A faint whisper filled the air as the slain warriors rose from the earth, particles of dust combining to reassemble their grisly forms. They looked even more twisted and misshapen than before.
"Goddammit," said Greg, "this is going to get tedious."
BOOOOOOOM, came another resonance. Greg's sword hung heavy in his hand. "For Kitra!" he yelled - and the sword dropped to the ground.
"Oh shit," he said. He scrambled to pick it up. It wasn't feeling any lighter.
BOOOOOOOOOOOM.
The deformed horde rushed towards him, spears upraised. "SPIRIT OF KITRA, AID ME!" Greg yelled, and dragged the sword up, smashing the foremost attacker in the face. He could feel the obsidian blade pulsing in his hand, struggling to move against some unseen force. It thudded back into the earth. The point of a stone spear embedded itself in his chest. He spat up blood, fell on his back, and died.
*
"Arise, Spirits of the Unseen Deeps," intoned the shaman.
"Mmmrrg!" said Dalile.
After slaughtering Greg, the grey-skinned monsters had bound her tightly, and dragged her and the corpse through the forest. Their journey had ended in a sprawling tribal village, built into a clearing in the forest. The inhabitants of the village were less frightening than Dalile had expected - in fact, they looked fairly normal: dark-skinned, with red tattoos, clothed in animal skins. But there was a hint of grey in their complexions.

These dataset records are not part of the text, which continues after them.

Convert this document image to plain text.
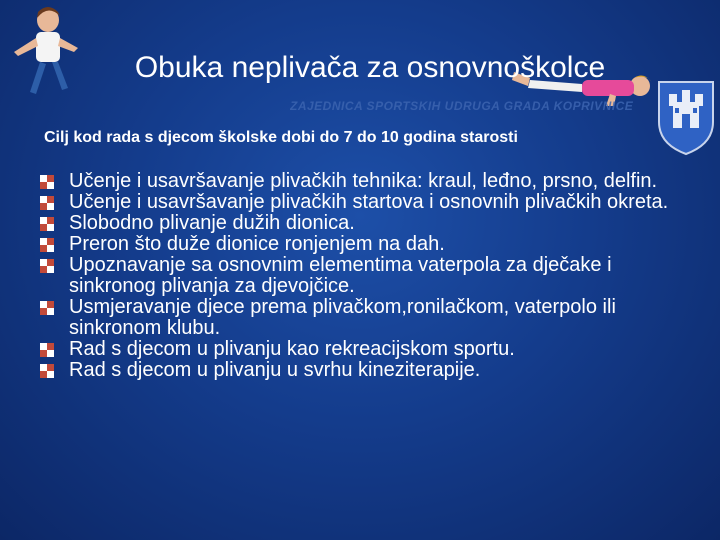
ZAJEDNICA SPORTSKIH UDRUGA GRADA KOPRIVNICE
Obuka neplivača za osnovnoškolce
Cilj kod rada s djecom školske dobi do 7 do 10 godina starosti
Učenje i usavršavanje plivačkih tehnika: kraul, leđno, prsno, delfin.
Učenje i usavršavanje plivačkih startova i osnovnih plivačkih okreta.
Slobodno plivanje dužih dionica.
Preron što duže dionice ronjenjem na dah.
Upoznavanje sa osnovnim elementima vaterpola za dječake i sinkronog plivanja za djevojčice.
Usmjeravanje djece prema plivačkom,ronilačkom, vaterpolo ili sinkronom klubu.
Rad s djecom u plivanju kao rekreacijskom sportu.
Rad s djecom u plivanju u svrhu kineziterapije.
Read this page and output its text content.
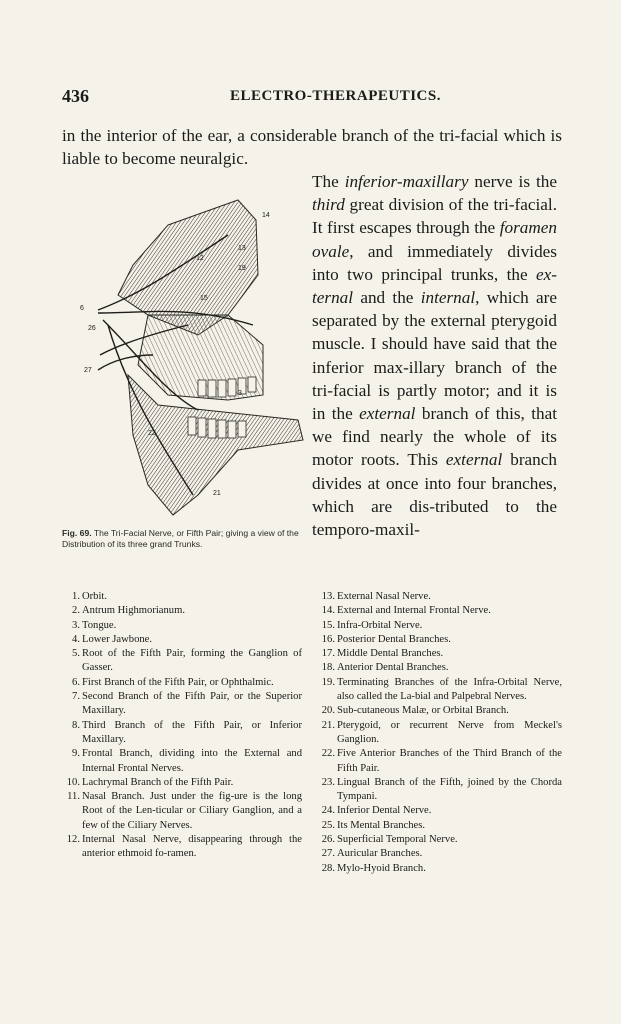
436	ELECTRO-THERAPEUTICS.

in the interior of the ear, a considerable branch of the tri-facial which is liable to become neuralgic.

The inferior-maxillary nerve is the third great division of the tri-facial. It first escapes through the foramen ovale, and immediately divides into two principal trunks, the ex-ternal and the internal, which are separated by the external pterygoid muscle. I should have said that the inferior max-illary branch of the tri-facial is partly motor; and it is in the external branch of this, that we find nearly the whole of its motor roots. This external branch divides at once into four branches, which are dis-tributed to the temporo-maxil-

14
13
12
19
15
6
26
27
3
22
21
Fig. 69. The Tri-Facial Nerve, or Fifth Pair; giving a view of the Distribution of its three grand Trunks.
1. Orbit.
2. Antrum Highmorianum.
3. Tongue.
4. Lower Jawbone.
5. Root of the Fifth Pair, forming the Ganglion of Gasser.
6. First Branch of the Fifth Pair, or Ophthalmic.
7. Second Branch of the Fifth Pair, or the Superior Maxillary.
8. Third Branch of the Fifth Pair, or Inferior Maxillary.
9. Frontal Branch, dividing into the External and Internal Frontal Nerves.
10. Lachrymal Branch of the Fifth Pair.
11. Nasal Branch. Just under the fig-ure is the long Root of the Len-ticular or Ciliary Ganglion, and a few of the Ciliary Nerves.
12. Internal Nasal Nerve, disappearing through the anterior ethmoid fo-ramen.
13. External Nasal Nerve.
14. External and Internal Frontal Nerve.
15. Infra-Orbital Nerve.
16. Posterior Dental Branches.
17. Middle Dental Branches.
18. Anterior Dental Branches.
19. Terminating Branches of the Infra-Orbital Nerve, also called the La-bial and Palpebral Nerves.
20. Sub-cutaneous Malæ, or Orbital Branch.
21. Pterygoid, or recurrent Nerve from Meckel's Ganglion.
22. Five Anterior Branches of the Third Branch of the Fifth Pair.
23. Lingual Branch of the Fifth, joined by the Chorda Tympani.
24. Inferior Dental Nerve.
25. Its Mental Branches.
26. Superficial Temporal Nerve.
27. Auricular Branches.
28. Mylo-Hyoid Branch.
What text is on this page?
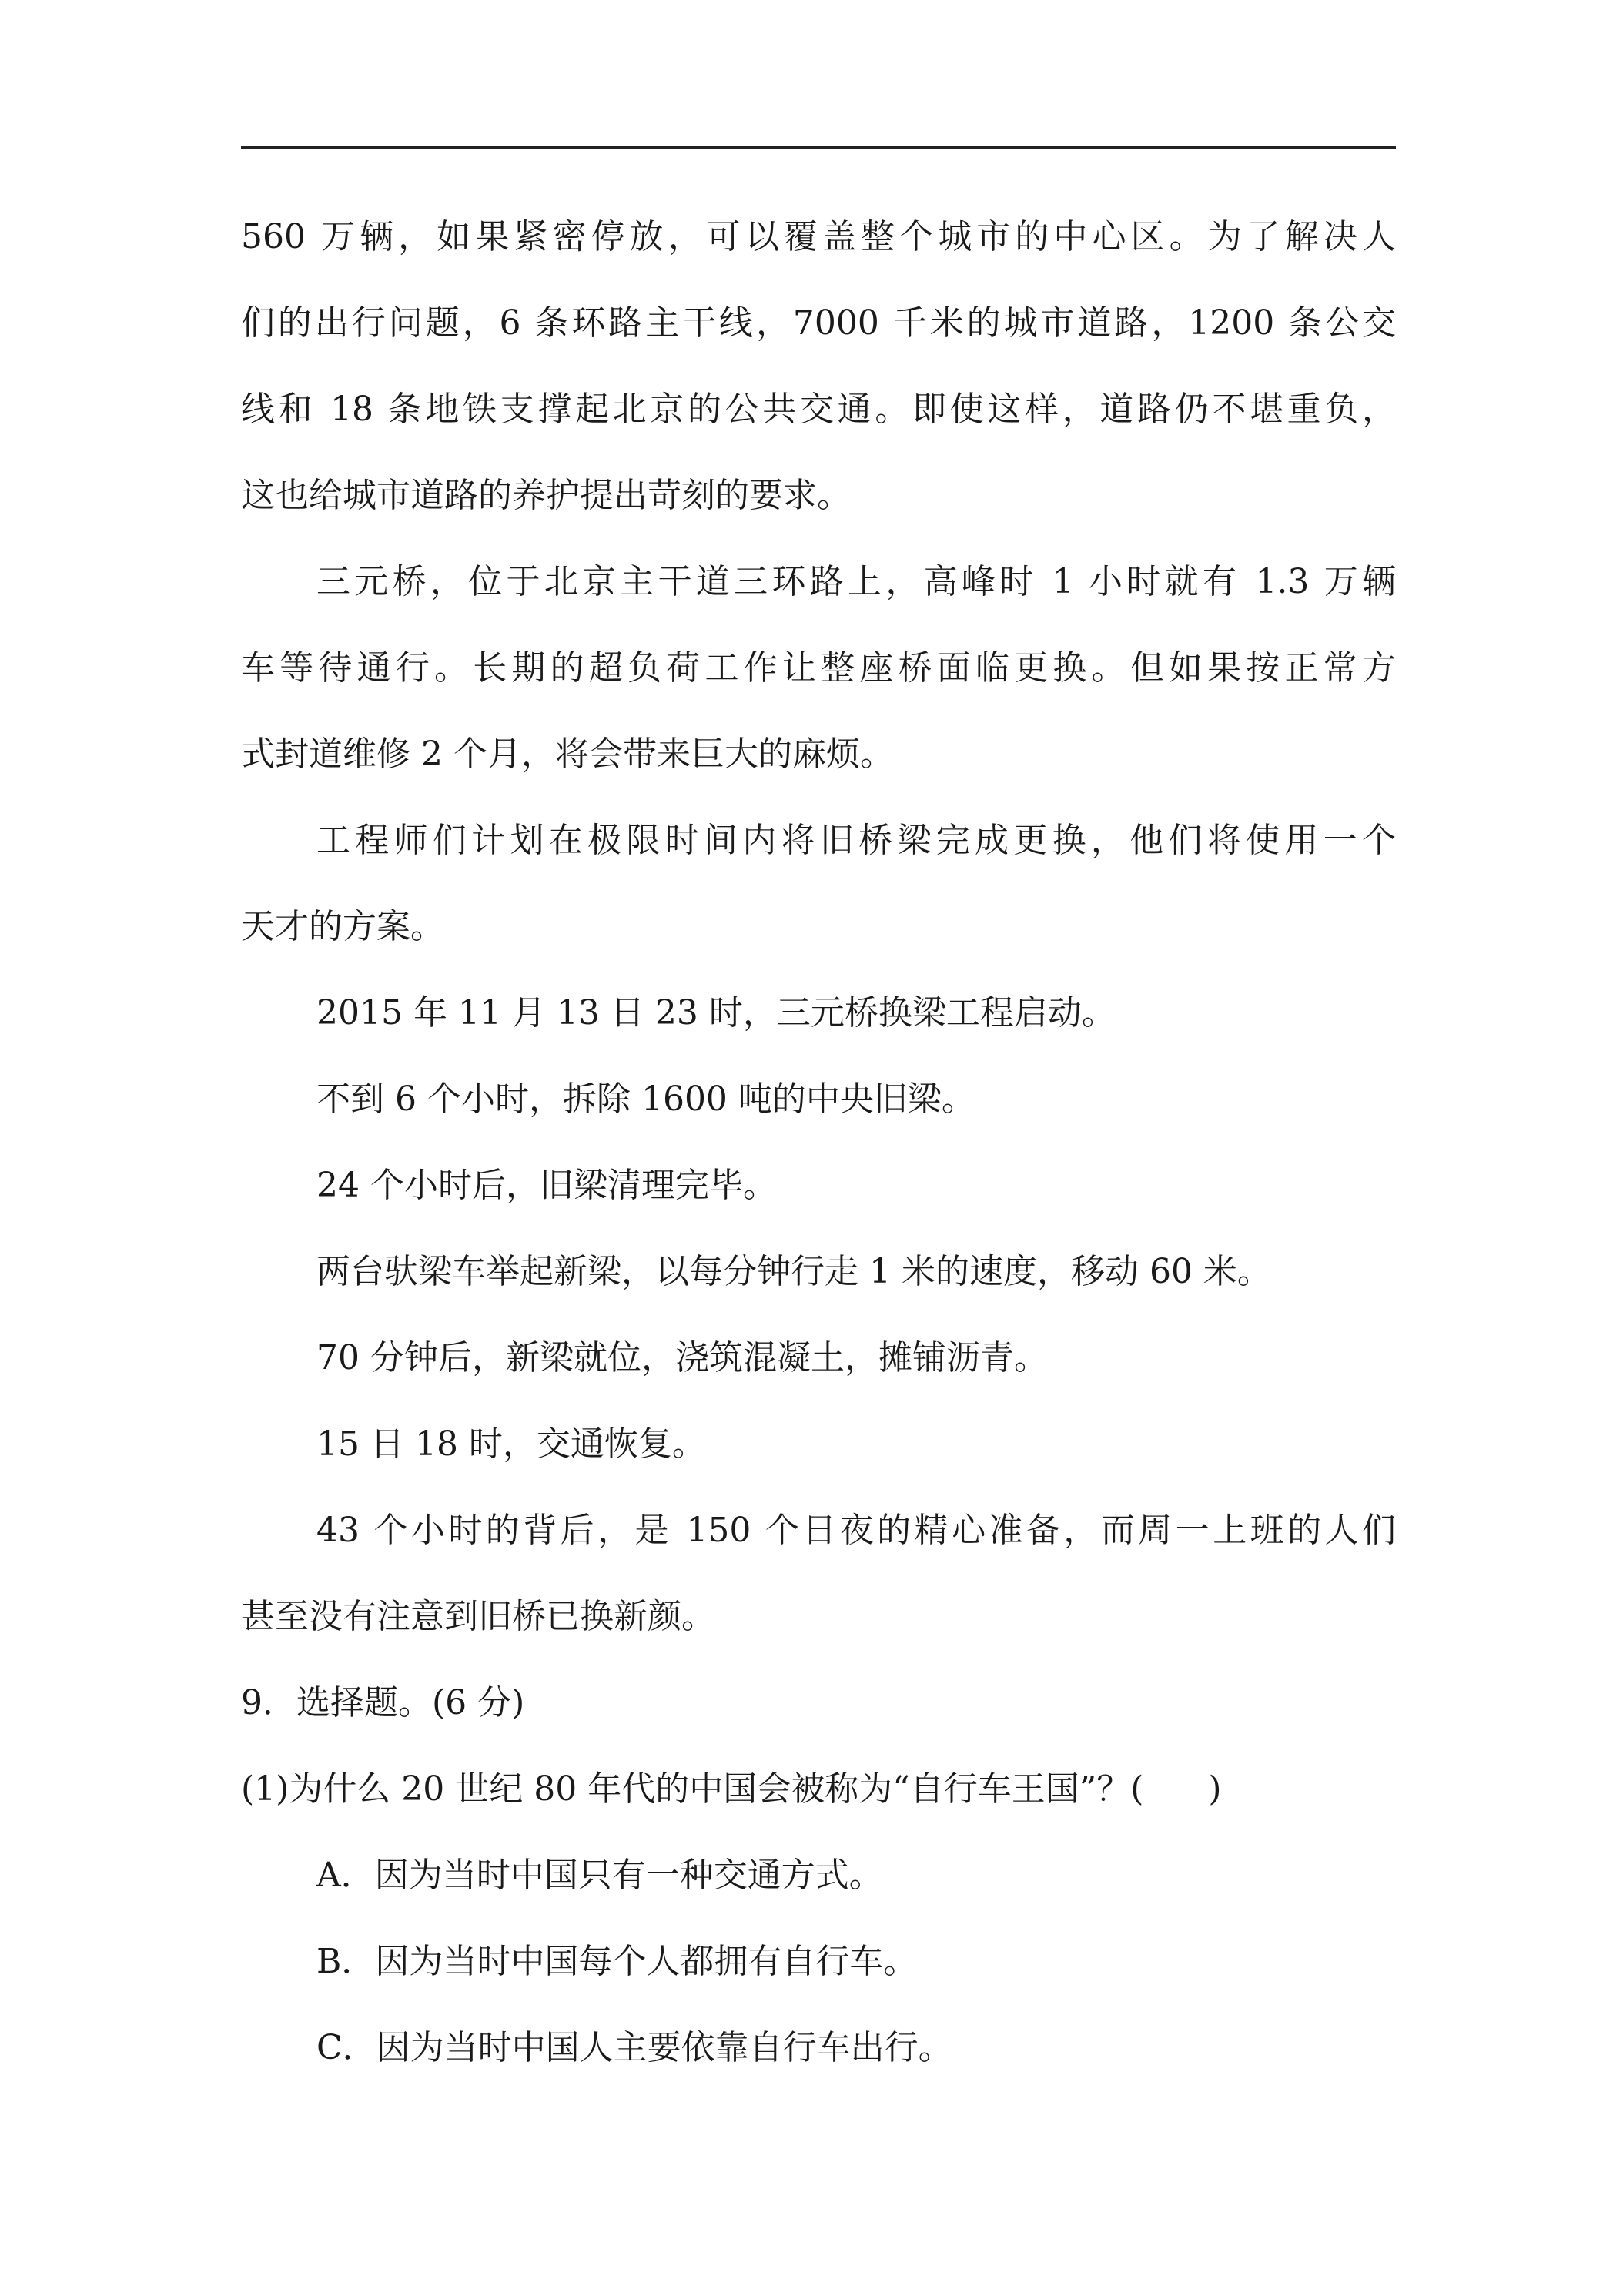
560 万辆，如果紧密停放，可以覆盖整个城市的中心区。为了解决人
们的出行问题，6 条环路主干线，7000 千米的城市道路，1200 条公交
线和 18 条地铁支撑起北京的公共交通。即使这样，道路仍不堪重负，
这也给城市道路的养护提出苛刻的要求。

三元桥，位于北京主干道三环路上，高峰时 1 小时就有 1.3 万辆
车等待通行。长期的超负荷工作让整座桥面临更换。但如果按正常方
式封道维修 2 个月，将会带来巨大的麻烦。

工程师们计划在极限时间内将旧桥梁完成更换，他们将使用一个
天才的方案。

2015 年 11 月 13 日 23 时，三元桥换梁工程启动。

不到 6 个小时，拆除 1600 吨的中央旧梁。

24 个小时后，旧梁清理完毕。

两台驮梁车举起新梁，以每分钟行走 1 米的速度，移动 60 米。

70 分钟后，新梁就位，浇筑混凝土，摊铺沥青。

15 日 18 时，交通恢复。

43 个小时的背后，是 150 个日夜的精心准备，而周一上班的人们
甚至没有注意到旧桥已换新颜。

9．选择题。(6 分)

(1)为什么 20 世纪 80 年代的中国会被称为“自行车王国”？( )

A．因为当时中国只有一种交通方式。

B．因为当时中国每个人都拥有自行车。

C．因为当时中国人主要依靠自行车出行。
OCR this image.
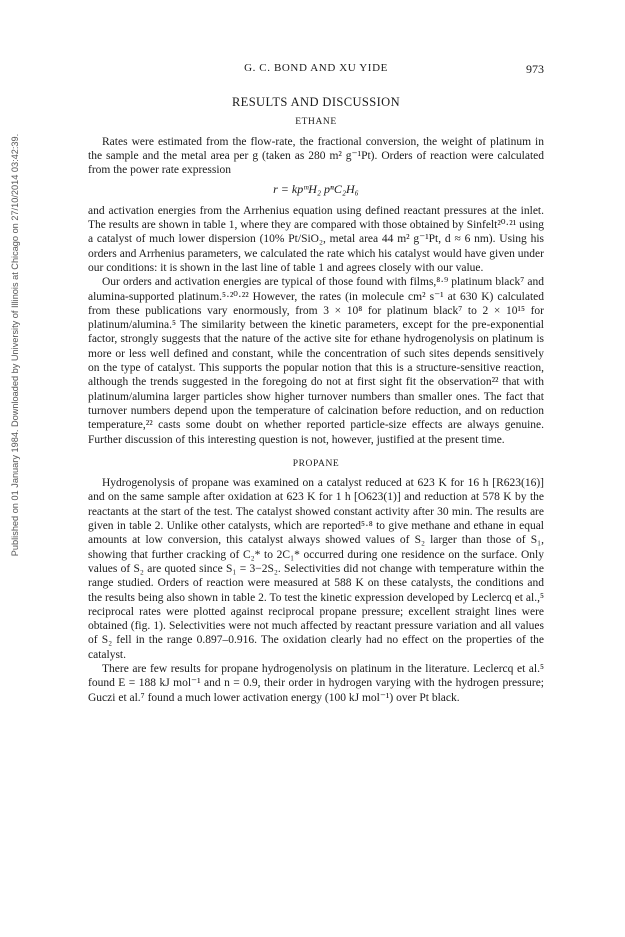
Published on 01 January 1984. Downloaded by University of Illinois at Chicago on 27/10/2014 03:42:39.
G. C. BOND AND XU YIDE	973
RESULTS AND DISCUSSION
ETHANE

Rates were estimated from the flow-rate, the fractional conversion, the weight of platinum in the sample and the metal area per g (taken as 280 m² g⁻¹Pt). Orders of reaction were calculated from the power rate expression

r = kpᵐH₂ pⁿC₂H₆

and activation energies from the Arrhenius equation using defined reactant pressures at the inlet. The results are shown in table 1, where they are compared with those obtained by Sinfelt²⁰·²¹ using a catalyst of much lower dispersion (10% Pt/SiO₂, metal area 44 m² g⁻¹Pt, d ≈ 6 nm). Using his orders and Arrhenius parameters, we calculated the rate which his catalyst would have given under our conditions: it is shown in the last line of table 1 and agrees closely with our value.

Our orders and activation energies are typical of those found with films,⁸·⁹ platinum black⁷ and alumina-supported platinum.⁵·²⁰·²² However, the rates (in molecule cm² s⁻¹ at 630 K) calculated from these publications vary enormously, from 3 × 10⁸ for platinum black⁷ to 2 × 10¹⁵ for platinum/alumina.⁵ The similarity between the kinetic parameters, except for the pre-exponential factor, strongly suggests that the nature of the active site for ethane hydrogenolysis on platinum is more or less well defined and constant, while the concentration of such sites depends sensitively on the type of catalyst. This supports the popular notion that this is a structure-sensitive reaction, although the trends suggested in the foregoing do not at first sight fit the observation²² that with platinum/alumina larger particles show higher turnover numbers than smaller ones. The fact that turnover numbers depend upon the temperature of calcination before reduction, and on reduction temperature,²² casts some doubt on whether reported particle-size effects are always genuine. Further discussion of this interesting question is not, however, justified at the present time.

PROPANE

Hydrogenolysis of propane was examined on a catalyst reduced at 623 K for 16 h [R623(16)] and on the same sample after oxidation at 623 K for 1 h [O623(1)] and reduction at 578 K by the reactants at the start of the test. The catalyst showed constant activity after 30 min. The results are given in table 2. Unlike other catalysts, which are reported⁵·⁸ to give methane and ethane in equal amounts at low conversion, this catalyst always showed values of S₂ larger than those of S₁, showing that further cracking of C₂* to 2C₁* occurred during one residence on the surface. Only values of S₂ are quoted since S₁ = 3−2S₂. Selectivities did not change with temperature within the range studied. Orders of reaction were measured at 588 K on these catalysts, the conditions and the results being also shown in table 2. To test the kinetic expression developed by Leclercq et al.,⁵ reciprocal rates were plotted against reciprocal propane pressure; excellent straight lines were obtained (fig. 1). Selectivities were not much affected by reactant pressure variation and all values of S₂ fell in the range 0.897–0.916. The oxidation clearly had no effect on the properties of the catalyst.

There are few results for propane hydrogenolysis on platinum in the literature. Leclercq et al.⁵ found E = 188 kJ mol⁻¹ and n = 0.9, their order in hydrogen varying with the hydrogen pressure; Guczi et al.⁷ found a much lower activation energy (100 kJ mol⁻¹) over Pt black.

In the centre of the camp was a huge fire-pit, and beside it an extremely tall man covered in charms and clothed in strips of coloured cloth. His eyes were milky white with blindness, and his skin had changed almost entirely to the sickly grey of the monsters, although there was no sign of the more extreme deformations yet. He shook his head at Dalile.
"I beg forgiveness for what you will soon undergo," he said, raising his hand. "It is the will of the Blighted God."
"It would seem you made your choice of gods poorly," said Dalile.
The shaman sighed. "The Blighted God chose us," he said. "We are all its slaves. Bind the dead one to the Pillar."
Beside the fire was a thick wooden stake. The grey monsters bound Greg's corpse to these. Dalile was dragged to the other side of the fire. There two stakes were driven into the ground, two arm-lengths apart, and connected by a thickly-knotted rope.
"I will explain," said the shaman. "The Blighted God requires two things of us. One is a vessel to inhabit: the corpse of a dead hero. The other is a fair maiden. In the years of our slavery under the Blighted God, all of our great warriors have perished, and our fair maidens have turned grey with sickness. We must hunt outside of our tribe now."
"Insanity!" yelled Dalile. "Revoke your god of evil! Better to die in flames than to serve and die under his awful yoke!"
"Alas," said the shaman. "To revoke the Blighted God is not to die, but to suffer eternally in the halls of his blighted palace in Hell. But those who die in his service may be reborn as spirits of the free forest, and spend eternity in bliss."
"Lies!" said Dalile, but then one of the monsters stuffed a gag in her mouth, and it was too late. Another tore off what remained of her clothes. They dragged her, naked, to the knotted rope, and laid her legs over it, so that she straddled the rope at one end, her toes barely reaching the ground, her groin driven cruelly into the rough ropes.